Esa noche, en el concierto en el que sus amigos y seguidores se reunían en su nombre; sentado en la penumbra al otro extremo del local, frente a los grupos que iluminados por las luces y los estroboscopios tocaban su música con vehemencia y devoción; mientras otros cantantes interpretaban con otras voces lo que antes él cantaba con el estilo y sentimiento que conmovía a los auditorios, seguramente se sentiría cercado por la nostalgia. Cuando nos acercamos a saludarlo: me miró por un rato sin reconocerme; y entonces recordó, y nos sonrió como en otros tiempos.

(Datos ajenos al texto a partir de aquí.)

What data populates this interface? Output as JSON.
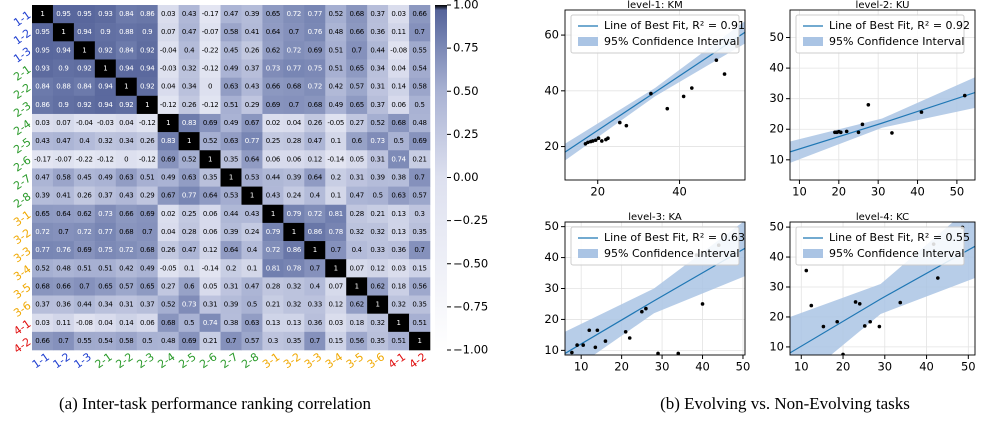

Una revista de El Comercio le dedicó dos páginas, exaltando el valor y la trascendencia de su obra y consignando el testimonio respetuoso de otros músicos que evocaban su legado e influencia; los blogs empezaron a multiplicar los comentarios, aportes y recuerdos en el espacio virtual. Otra vez, como siempre, vendrán los reconocimientos y declaraciones en la ausencia; pero más allá de todo, su música seguirá llenando el espacio de fuerza y poesía

3 comentarios:

  1. genial. gran articulo sobre la banda de rock peruano que expresa eso " rock peruano" una banda que fue una de las primeras en explorar entre los generos profundos de nuestra tierra y la energia del rock clasico, como me encantaria que mi generacion pudiera preservar esa tradicion tengo solo 18,pero cuando los escuche por 1era vez a los 12 años(2006) solo me pregunte incoentemente:" esto es posible?,simplemente genial". de casualidad sabes que paso con la guitarra martin y gibson?

    ResponderEliminar
  2. Gracias por tu aprecio. Viví varios años con los de El Polen, músicos de los que no hay muchos; no sólo como artistas, sino como personas deseosas de vivir libre y genuinamente. Hay unos pocos discos que se pueden conseguir; pero el recuerdo de estar en el medio mismo de los conciertos en vivo no se podría comunicar en su verdadera realidad.
    Espero que la Martin y la Gibson sigan sonando, y retengan algunos de esos aires frescos de la música que tocaro nen los 70's. Me alegra mucho saber que hay jóvenes como tú, sensibles a lo que tiene valor de verdad.
    Un abrazo.
    çEmilio

    ResponderEliminar
  3. Linda experiencia la vivida por Ud. Emilio... trato de encontrar todo el material que pueda sobre esta legendaria banda y su cronica constituye un valioso aporte en mi busqueda... Peru tiene unos musicos increibles y los hermanos Pereira pertenecen a esta elite..El Polen es un grupo unico, irrepetible y maravilloso. Ojala que mis compatriotas lo re-descubran a tiempo.